Monday, January 17, 2011

Martin Luther King, Jr. Outstretched Hands and Pointing Fingers

Martin Luther King, Jr. and Malcolm X meet bef...Image via Wikipedia
Happy Marting Luther King Jr. Day.

For me, racism can be approached two different ways, either with an outstretched hand or a pointing finger. When I think back upon Martin Luther King Jr. I think of an outstretched hand. In his time honored "I Have a Dream" speech he called on Americans to look not to the color of our skin, but to the content of our character. My mother used to say that there are good and bad people, no matter the what they look like on the outside. 

Unfortunately, much of the rhetoric I hear ignores the content of men and women's character and focuses on the color of someones' skin. Basically, it is the pointing finger approach that I hear. I once had a friend of mine tell me, "You have no idea what it is like to be black and be an American!" Here's the deal: I NEVER said I did. I was eating my lunch, saying nothing, precisely because I am not black and growing up black is not my experience.

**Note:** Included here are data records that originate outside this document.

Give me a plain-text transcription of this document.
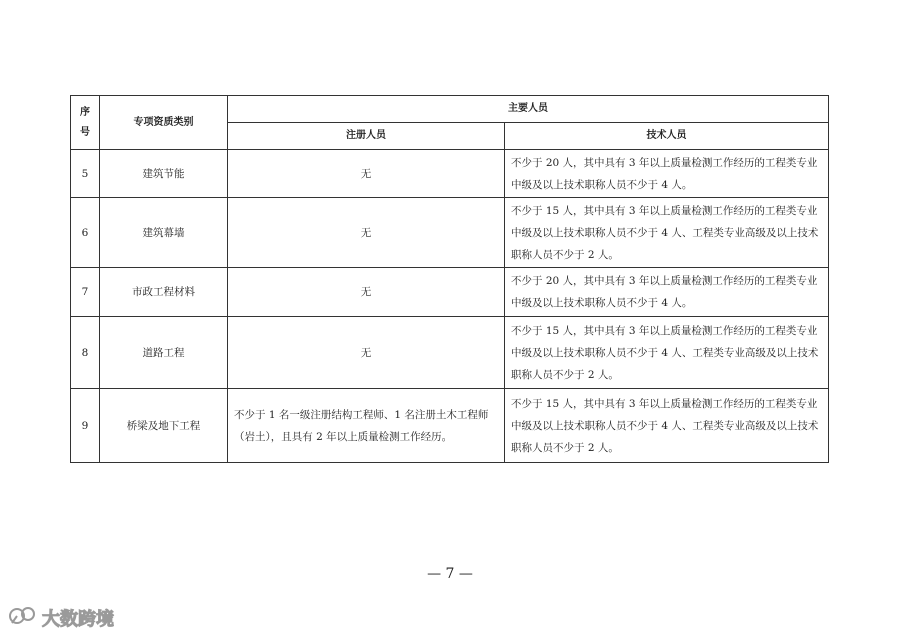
序
号	专项资质类别	主要人员	
		注册人员	技术人员
5	建筑节能	无	不少于 20 人，其中具有 3 年以上质量检测工作经历的工程类专业中级及以上技术职称人员不少于 4 人。
6	建筑幕墙	无	不少于 15 人，其中具有 3 年以上质量检测工作经历的工程类专业中级及以上技术职称人员不少于 4 人、工程类专业高级及以上技术职称人员不少于 2 人。
7	市政工程材料	无	不少于 20 人，其中具有 3 年以上质量检测工作经历的工程类专业中级及以上技术职称人员不少于 4 人。
8	道路工程	无	不少于 15 人，其中具有 3 年以上质量检测工作经历的工程类专业中级及以上技术职称人员不少于 4 人、工程类专业高级及以上技术职称人员不少于 2 人。
9	桥梁及地下工程	不少于 1 名一级注册结构工程师、1 名注册土木工程师（岩土），且具有 2 年以上质量检测工作经历。	不少于 15 人，其中具有 3 年以上质量检测工作经历的工程类专业中级及以上技术职称人员不少于 4 人、工程类专业高级及以上技术职称人员不少于 2 人。
— 7 —
大数跨境
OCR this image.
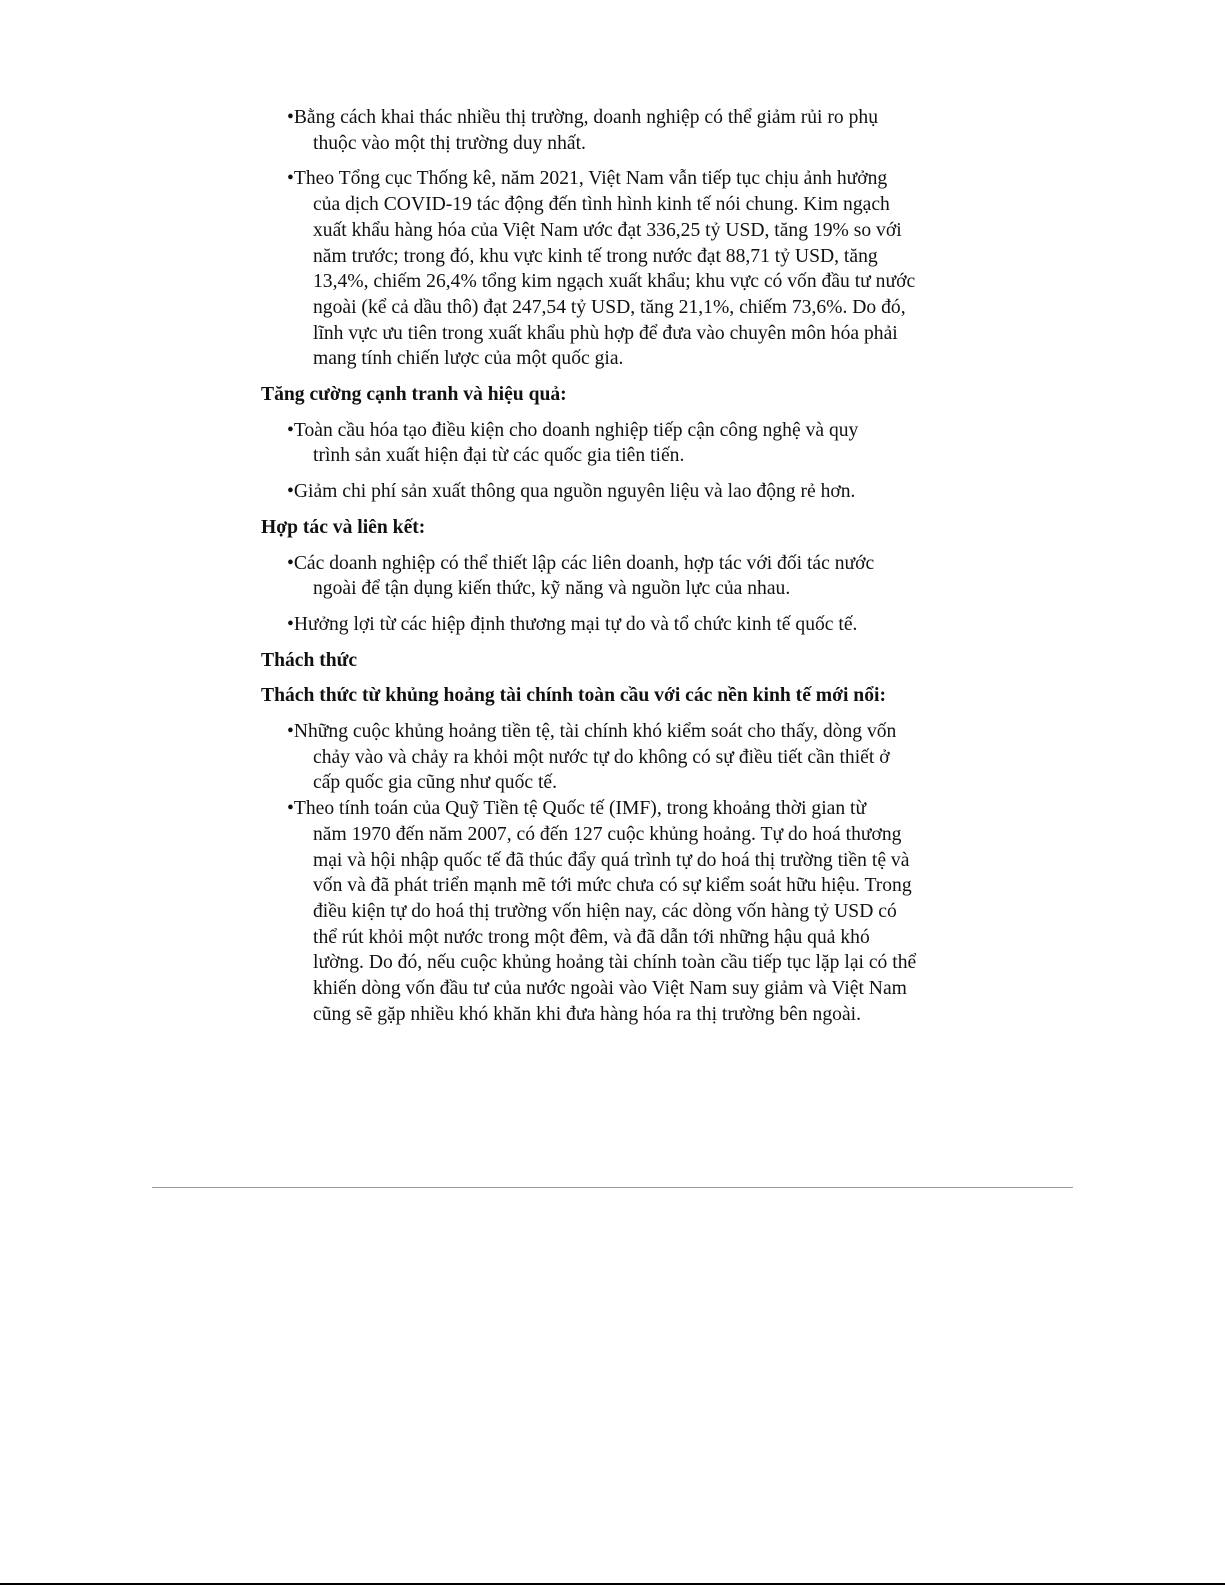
•Bằng cách khai thác nhiều thị trường, doanh nghiệp có thể giảm rủi ro phụ
thuộc vào một thị trường duy nhất.

•Theo Tổng cục Thống kê, năm 2021, Việt Nam vẫn tiếp tục chịu ảnh hưởng
của dịch COVID-19 tác động đến tình hình kinh tế nói chung. Kim ngạch
xuất khẩu hàng hóa của Việt Nam ước đạt 336,25 tỷ USD, tăng 19% so với
năm trước; trong đó, khu vực kinh tế trong nước đạt 88,71 tỷ USD, tăng
13,4%, chiếm 26,4% tổng kim ngạch xuất khẩu; khu vực có vốn đầu tư nước
ngoài (kể cả dầu thô) đạt 247,54 tỷ USD, tăng 21,1%, chiếm 73,6%. Do đó,
lĩnh vực ưu tiên trong xuất khẩu phù hợp để đưa vào chuyên môn hóa phải
mang tính chiến lược của một quốc gia.

Tăng cường cạnh tranh và hiệu quả:

•Toàn cầu hóa tạo điều kiện cho doanh nghiệp tiếp cận công nghệ và quy
trình sản xuất hiện đại từ các quốc gia tiên tiến.

•Giảm chi phí sản xuất thông qua nguồn nguyên liệu và lao động rẻ hơn.

Hợp tác và liên kết:

•Các doanh nghiệp có thể thiết lập các liên doanh, hợp tác với đối tác nước
ngoài để tận dụng kiến thức, kỹ năng và nguồn lực của nhau.

•Hưởng lợi từ các hiệp định thương mại tự do và tổ chức kinh tế quốc tế.

Thách thức

Thách thức từ khủng hoảng tài chính toàn cầu với các nền kinh tế mới nổi:

•Những cuộc khủng hoảng tiền tệ, tài chính khó kiểm soát cho thấy, dòng vốn
chảy vào và chảy ra khỏi một nước tự do không có sự điều tiết cần thiết ở
cấp quốc gia cũng như quốc tế.

•Theo tính toán của Quỹ Tiền tệ Quốc tế (IMF), trong khoảng thời gian từ
năm 1970 đến năm 2007, có đến 127 cuộc khủng hoảng. Tự do hoá thương
mại và hội nhập quốc tế đã thúc đẩy quá trình tự do hoá thị trường tiền tệ và
vốn và đã phát triển mạnh mẽ tới mức chưa có sự kiểm soát hữu hiệu. Trong
điều kiện tự do hoá thị trường vốn hiện nay, các dòng vốn hàng tỷ USD có
thể rút khỏi một nước trong một đêm, và đã dẫn tới những hậu quả khó
lường. Do đó, nếu cuộc khủng hoảng tài chính toàn cầu tiếp tục lặp lại có thể
khiến dòng vốn đầu tư của nước ngoài vào Việt Nam suy giảm và Việt Nam
cũng sẽ gặp nhiều khó khăn khi đưa hàng hóa ra thị trường bên ngoài.
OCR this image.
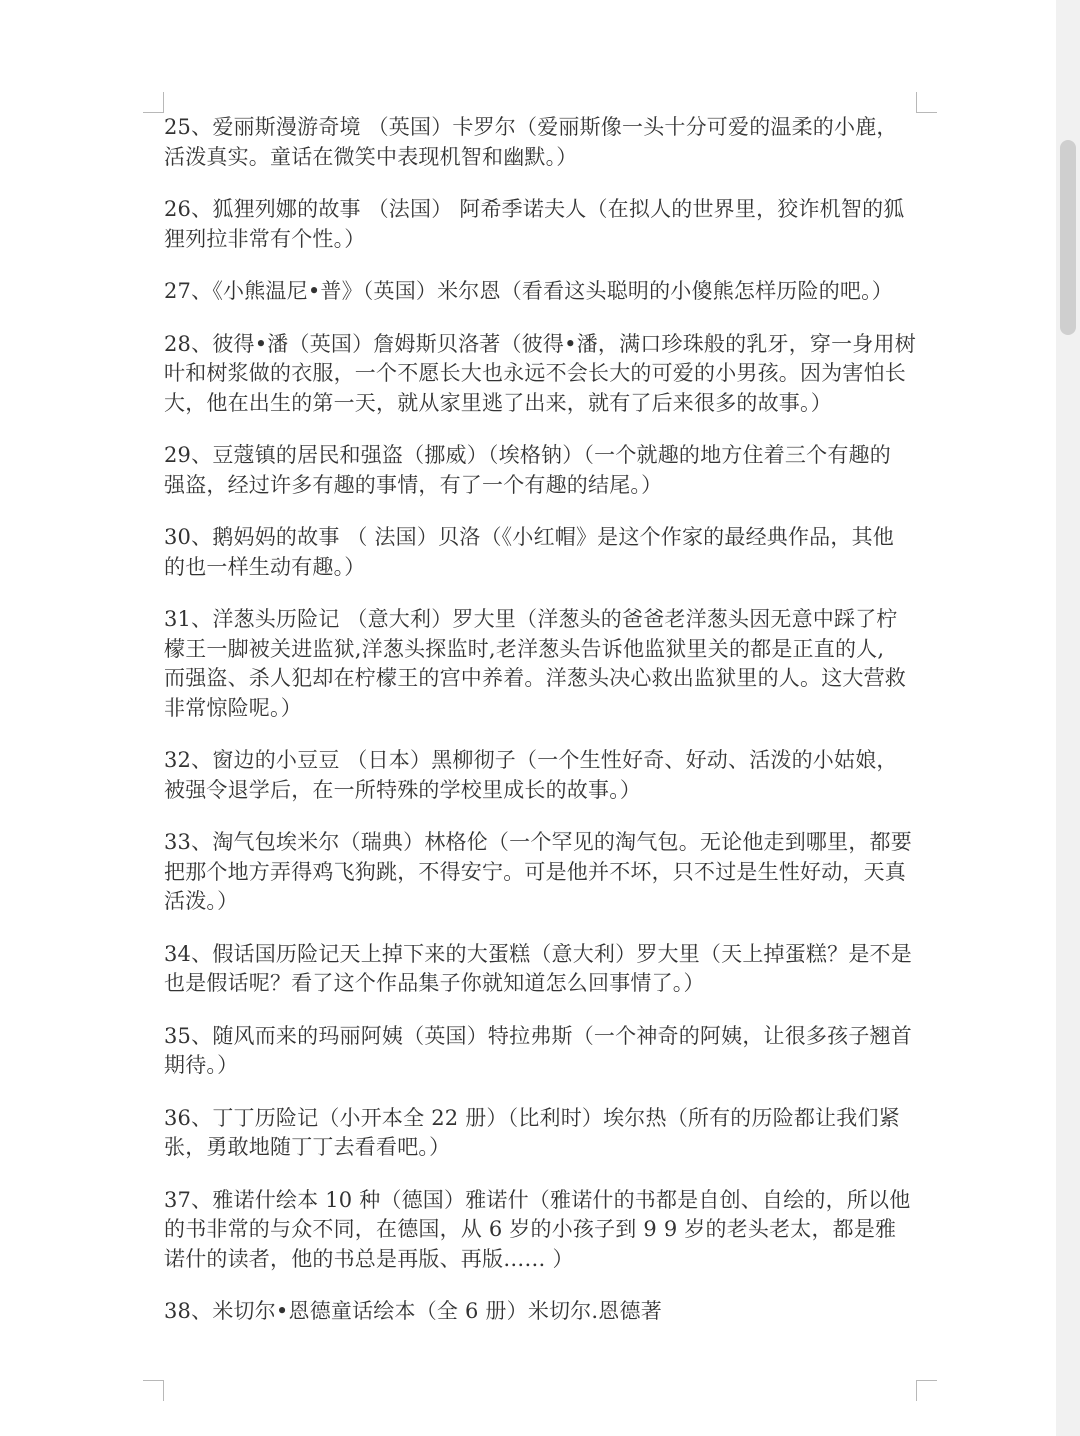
25、爱丽斯漫游奇境 （英国）卡罗尔（爱丽斯像一头十分可爱的温柔的小鹿，

活泼真实。童话在微笑中表现机智和幽默。）

26、狐狸列娜的故事 （法国） 阿希季诺夫人（在拟人的世界里，狡诈机智的狐

狸列拉非常有个性。）

27、《小熊温尼•普》（英国）米尔恩（看看这头聪明的小傻熊怎样历险的吧。）

28、彼得•潘（英国）詹姆斯贝洛著（彼得•潘，满口珍珠般的乳牙，穿一身用树

叶和树浆做的衣服，一个不愿长大也永远不会长大的可爱的小男孩。因为害怕长

大，他在出生的第一天，就从家里逃了出来，就有了后来很多的故事。）

29、豆蔻镇的居民和强盗（挪威）（埃格钠）（一个就趣的地方住着三个有趣的

强盗，经过许多有趣的事情，有了一个有趣的结尾。）

30、鹅妈妈的故事 （ 法国）贝洛（《小红帽》是这个作家的最经典作品，其他

的也一样生动有趣。）

31、洋葱头历险记 （意大利）罗大里（洋葱头的爸爸老洋葱头因无意中踩了柠

檬王一脚被关进监狱,洋葱头探监时,老洋葱头告诉他监狱里关的都是正直的人,

而强盗、杀人犯却在柠檬王的宫中养着。洋葱头决心救出监狱里的人。这大营救

非常惊险呢。）

32、窗边的小豆豆 （日本）黑柳彻子（一个生性好奇、好动、活泼的小姑娘，

被强令退学后，在一所特殊的学校里成长的故事。）

33、淘气包埃米尔（瑞典）林格伦（一个罕见的淘气包。无论他走到哪里，都要

把那个地方弄得鸡飞狗跳，不得安宁。可是他并不坏，只不过是生性好动，天真

活泼。）

34、假话国历险记天上掉下来的大蛋糕（意大利）罗大里（天上掉蛋糕？是不是

也是假话呢？看了这个作品集子你就知道怎么回事情了。）

35、随风而来的玛丽阿姨（英国）特拉弗斯（一个神奇的阿姨，让很多孩子翘首

期待。）

36、丁丁历险记（小开本全 22 册）（比利时）埃尔热（所有的历险都让我们紧

张，勇敢地随丁丁去看看吧。）

37、雅诺什绘本 10 种（德国）雅诺什（雅诺什的书都是自创、自绘的，所以他

的书非常的与众不同，在德国，从 6 岁的小孩子到 9 9 岁的老头老太，都是雅

诺什的读者，他的书总是再版、再版…… ）

38、米切尔•恩德童话绘本（全 6 册）米切尔.恩德著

The flip side is that my friend, (I gently replied that I never said I did know what his experience as a black man was like), had no idea what my experience as a white man was like, although he was pretty much assuming he did. My friend and I went to the same private school in elementary and middle school. we both went to private colleges. We both had the same positions in our company. That does not mean our experiences were the same getting there. My friend had just read a book by a white liberal guy blaming all the other white, mostly conservative white people, for all the crimes, injustices and poverty known to African Americans. A pointing, blaming finger without many solutions, just deflection of blame.

When I talk to people, no matter their color, race, religion, or political hankering, in the end we have the same hopes and dreams. What disturbs me the most is that most political dialogue does not unite us but divides us. As a parent I believe I am like any parent in that I want my child to grow up in a world where he or she is free to be who God created them to be. I know the world is not like that. But, I teach my children as I was taught that there are good and bad people, no matter what they look like on the outside and that the inside is what counts. And I teach them to reach out their hands and treat others as you would like to be treated.